On a parlé de Procès de Moscou et quelqu'un a comparé cette autocritique à 36. Mais les mencheviks et les anciens bolcheviks étaient torturés et drogués comme il faut pour s'accuser de tous les maux. Ici personne ne demande rien à Maro... Mais il fait comme tout le monde car tout le monde déverse sa petite haine de soi. "I need to recognize" = il doit avouer. Son pêché originel est d'être blanc "I'm a white man". Là encore, le réel cède à l'idée originelle.
Le pire est à venir (mais se rend-il compte de ce qu'il écrit ???????) "I need to self-educated"... Il faut se rendre compte (même si cela prête à rire) des conséquences de ce genre de phrases... En d'autres temps, en d'autres sociétés.... Si je suis une personne coupable, coupable parce que né comme ça, parce que je suis hors du réel et du bien... Et si je n'arrive pas à me réeduquer alors quelle est ma place dans la société ? Et si la société devait éradiquer les êtres comme moi coupables d'opprimer les autres ? Si dans la
réalité, j'empêche le bonheur des humains ?

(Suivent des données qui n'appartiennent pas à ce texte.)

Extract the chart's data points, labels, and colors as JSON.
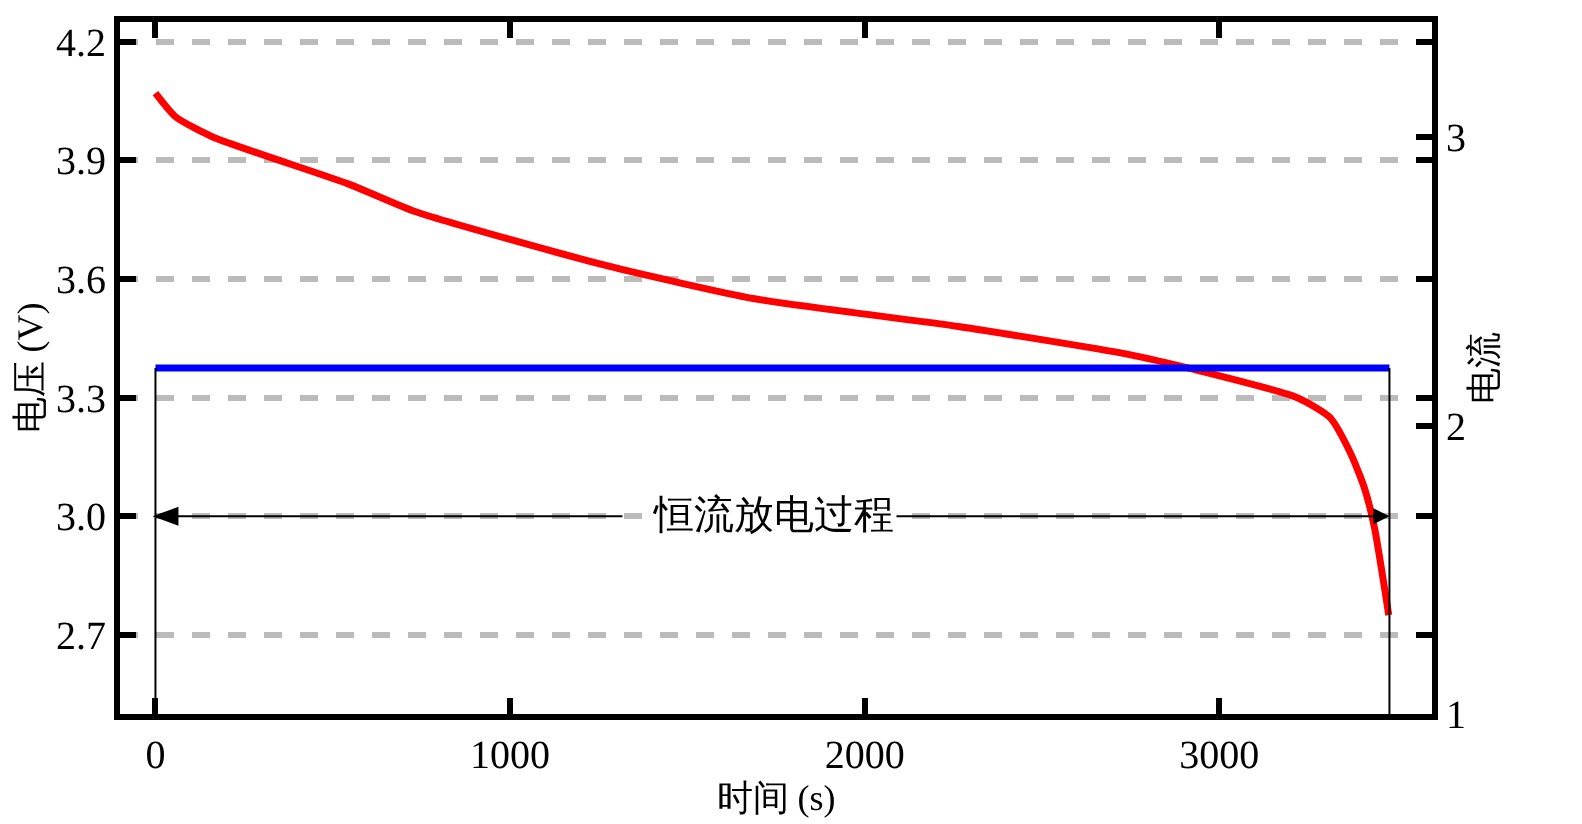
{
  "chart_data": {
    "type": "line",
    "xlabel": "时间 (s)",
    "ylabel": "电压 (V)",
    "y2label": "电流",
    "xlim": [
      -100,
      3600
    ],
    "xticks": [
      0,
      1000,
      2000,
      3000
    ],
    "ylim": [
      2.5,
      4.25
    ],
    "yticks": [
      2.7,
      {
        "value": 3,
        "label": "3.0"
      },
      3.3,
      3.6,
      3.9,
      4.2
    ],
    "y2lim": [
      1,
      3.4
    ],
    "y2ticks": [
      1,
      2,
      3
    ],
    "grid": "y",
    "marker": "none",
    "line_style": "solid",
    "series": [
      {
        "color": "#ff0000",
        "x": [
          0,
          57,
          160,
          545,
          734,
          1000,
          1290,
          1690,
          2264,
          2740,
          2934,
          3220,
          3312,
          3370,
          3410,
          3438,
          3478
        ],
        "values": [
          4.07,
          4.01,
          3.96,
          3.84,
          3.77,
          3.7,
          3.63,
          3.55,
          3.48,
          3.41,
          3.37,
          3.3,
          3.25,
          3.16,
          3.07,
          2.97,
          2.75
        ]
      },
      {
        "color": "#0000ff",
        "axis": "y2",
        "x": [
          0,
          3480
        ],
        "values": [
          2.2,
          2.2
        ]
      }
    ],
    "ref_lines": [
      {
        "axis": "x",
        "value": 0,
        "color": "#000000"
      },
      {
        "axis": "x",
        "value": 3480,
        "color": "#000000"
      }
    ],
    "annotations": [
      {
        "text": "恒流放电过程",
        "x": 3480,
        "y": 3.0
      }
    ]
  }
}
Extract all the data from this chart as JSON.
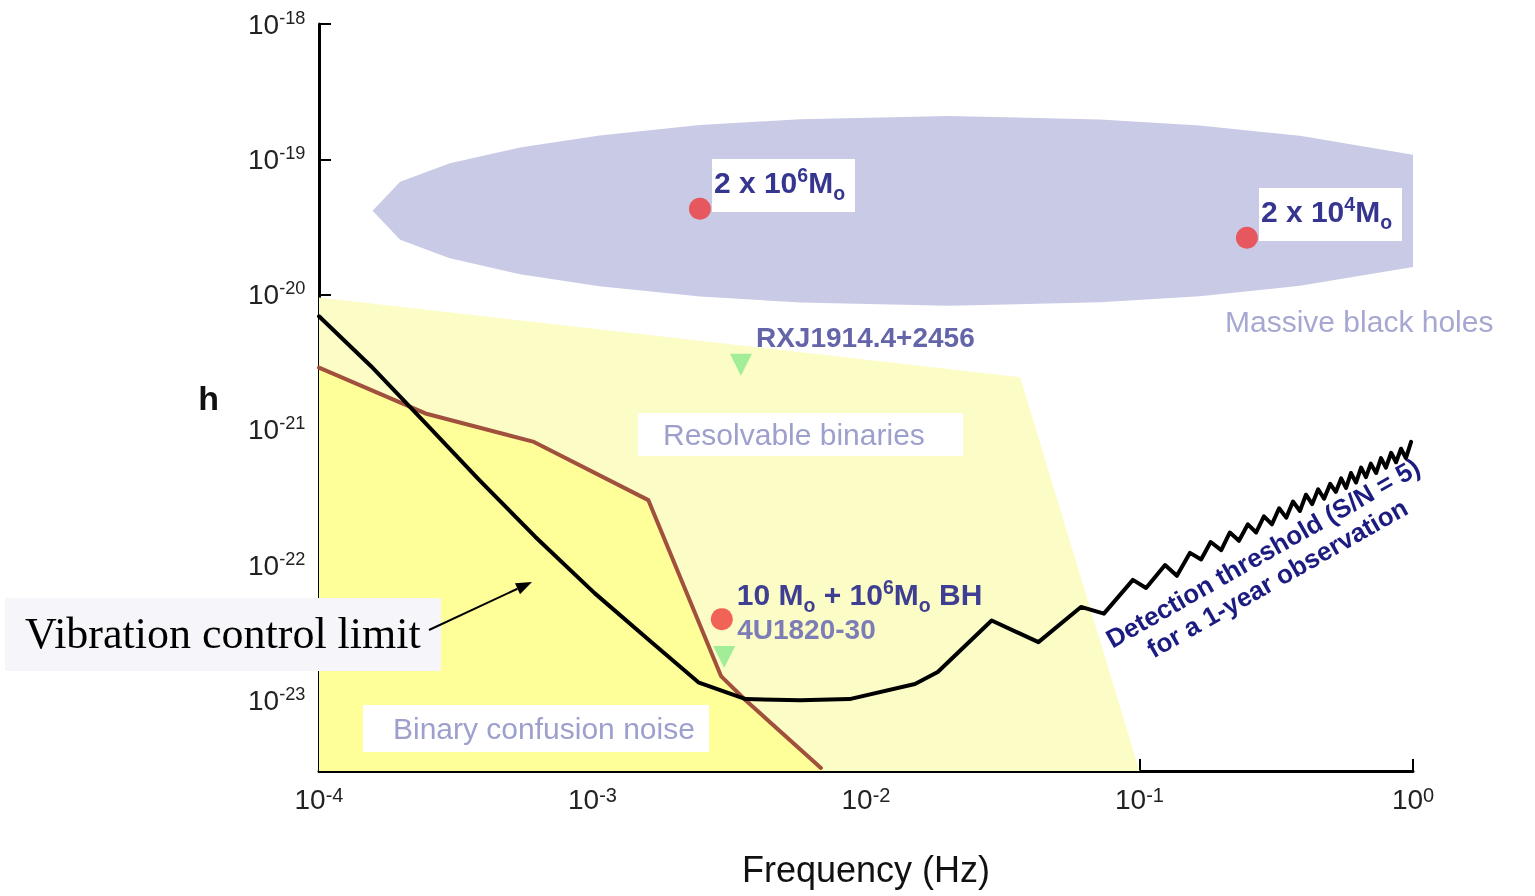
{
  "chart_data": {
    "type": "line",
    "xlabel": "Frequency (Hz)",
    "ylabel": "h",
    "log": "xy",
    "xlim": [
      0.0001,
      1
    ],
    "ylim": [
      3e-24,
      1e-18
    ],
    "xticks": [
      {
        "value": 0.0001,
        "label": "10$^{-4}$"
      },
      {
        "value": 0.001,
        "label": "10$^{-3}$"
      },
      {
        "value": 0.01,
        "label": "10$^{-2}$"
      },
      {
        "value": 0.1,
        "label": "10$^{-1}$"
      },
      {
        "value": 1,
        "label": "10$^{0}$"
      }
    ],
    "yticks": [
      {
        "value": 1e-23,
        "label": "10$^{-23}$"
      },
      {
        "value": 1e-22,
        "label": "10$^{-22}$"
      },
      {
        "value": 1e-21,
        "label": "10$^{-21}$"
      },
      {
        "value": 1e-20,
        "label": "10$^{-20}$"
      },
      {
        "value": 1e-19,
        "label": "10$^{-19}$"
      },
      {
        "value": 1e-18,
        "label": "10$^{-18}$"
      }
    ],
    "series": [
      {
        "type": "area",
        "color": "#fcfcc6",
        "x": [
          0.0001,
          0.0366,
          0.1
        ],
        "values": [
          9.5e-21,
          2.45e-21,
          3e-24
        ]
      },
      {
        "color": "#a0503c",
        "x": [
          0.0001,
          0.000245,
          0.000611,
          0.0016,
          0.00295,
          0.00363,
          0.00684
        ],
        "values": [
          2.88e-21,
          1.32e-21,
          8.13e-22,
          3.02e-22,
          1.51e-23,
          1e-23,
          3.16e-24
        ]
      },
      {
        "type": "area",
        "color": "#c9cbe6",
        "values": [
          null,
          null,
          null,
          null,
          null,
          null,
          null,
          null,
          null,
          null,
          null,
          null
        ],
        "x": [
          0.000157,
          0.000198,
          0.000301,
          0.000543,
          0.00106,
          0.00247,
          0.00574,
          0.02,
          0.0718,
          0.166,
          0.386,
          1
        ],
        "lower": [
          4.16e-20,
          2.54e-20,
          1.85e-20,
          1.41e-20,
          1.15e-20,
          9.68e-21,
          8.73e-21,
          8.26e-21,
          8.75e-21,
          9.72e-21,
          1.16e-20,
          1.6e-20
        ],
        "upper": [
          4.16e-20,
          6.81e-20,
          9.33e-20,
          1.22e-19,
          1.5e-19,
          1.79e-19,
          1.98e-19,
          2.09e-19,
          1.97e-19,
          1.78e-19,
          1.49e-19,
          1.08e-19
        ]
      },
      {
        "type": "area",
        "color": "#ffff99",
        "x": [
          0.0001,
          0.000245,
          0.000611,
          0.0016,
          0.00295,
          0.00363,
          0.00684
        ],
        "values": [
          null,
          null,
          null,
          null,
          null,
          null,
          null
        ],
        "lower": [
          3e-24,
          3e-24,
          3e-24,
          3e-24,
          3e-24,
          3e-24,
          3e-24
        ],
        "upper": [
          2.88e-21,
          1.32e-21,
          8.13e-22,
          3.02e-22,
          1.51e-23,
          1e-23,
          3.16e-24
        ]
      },
      {
        "color": "#000000",
        "x": [
          0.0001,
          0.000155,
          0.000245,
          0.000385,
          0.000617,
          0.00102,
          0.00162,
          0.00245,
          0.00363,
          0.00575,
          0.00871,
          0.0151,
          0.0183,
          0.0288,
          0.0427,
          0.0611,
          0.0741,
          0.0946,
          0.1057,
          0.124,
          0.137,
          0.153,
          0.168,
          0.182,
          0.199,
          0.214,
          0.231,
          0.249,
          0.267,
          0.285,
          0.305,
          0.324,
          0.344,
          0.364,
          0.386,
          0.406,
          0.428,
          0.45,
          0.473,
          0.498,
          0.522,
          0.546,
          0.569,
          0.593,
          0.619,
          0.646,
          0.673,
          0.701,
          0.733,
          0.764,
          0.796,
          0.832,
          0.867,
          0.904,
          0.942,
          0.984
        ],
        "values": [
          6.9e-21,
          2.95e-21,
          1.12e-21,
          4.27e-22,
          1.62e-22,
          6.17e-23,
          2.75e-23,
          1.35e-23,
          1.02e-23,
          1e-23,
          1.02e-23,
          1.32e-23,
          1.62e-23,
          3.89e-23,
          2.69e-23,
          4.9e-23,
          4.37e-23,
          7.76e-23,
          6.76e-23,
          1e-22,
          8.32e-23,
          1.23e-22,
          1.1e-22,
          1.48e-22,
          1.29e-22,
          1.74e-22,
          1.51e-22,
          2e-22,
          1.74e-22,
          2.29e-22,
          2e-22,
          2.63e-22,
          2.24e-22,
          2.95e-22,
          2.51e-22,
          3.31e-22,
          2.82e-22,
          3.63e-22,
          3.09e-22,
          3.98e-22,
          3.47e-22,
          4.37e-22,
          3.72e-22,
          4.79e-22,
          4.07e-22,
          5.25e-22,
          4.47e-22,
          5.62e-22,
          4.79e-22,
          6.17e-22,
          5.25e-22,
          6.76e-22,
          5.75e-22,
          7.24e-22,
          6.17e-22,
          8.13e-22
        ]
      },
      {
        "type": "scatter",
        "marker": "circle",
        "color": "#ee3b3b",
        "x": [
          0.00247,
          0.247,
          0.00297
        ],
        "values": [
          4.3e-20,
          2.63e-20,
          3.98e-23
        ]
      },
      {
        "type": "scatter",
        "marker": "triangle",
        "color": "#8be88b",
        "x": [
          0.00349,
          0.00303
        ],
        "values": [
          3.03e-21,
          2.09e-23
        ]
      }
    ],
    "annotations": [
      {
        "text": "2 x 10$^{6}$M$_{o}$",
        "x": 0.00247,
        "y": 4.3e-20
      },
      {
        "text": "2 x 10$^{4}$M$_{o}$",
        "x": 0.247,
        "y": 2.63e-20
      },
      {
        "text": "RXJ1914.4+2456",
        "x": 0.00349,
        "y": 3.03e-21
      },
      {
        "text": "10 M$_{o}$ + 10$^{6}$M$_{o}$ BH",
        "x": 0.00297,
        "y": 3.98e-23
      },
      {
        "text": "4U1820-30",
        "x": 0.00303,
        "y": 2.09e-23
      },
      "Massive black holes",
      "Resolvable binaries",
      "Binary confusion noise",
      "Detection threshold (S/N = 5)\nfor a 1-year observation",
      "Vibration control limit"
    ]
  }
}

Haine de soi, haine de l'autre, oeuvres d'art censurées, mouvements de foules (et d'élite) hystériques, idéalisme, supplantation de la raison au profit de l'idée, auto critique et réeducation, déchéance morale et intellectuelle des élites et des journalistes.... S'il faut éviter l'anachronisme, ces éléments restent quoiqu'il en soit les matrices et les points de convergence des régimes où la politique et l'idéologie précèdent l'existence individuelle et le social, régimes que l'on qualifie de "totalitaires".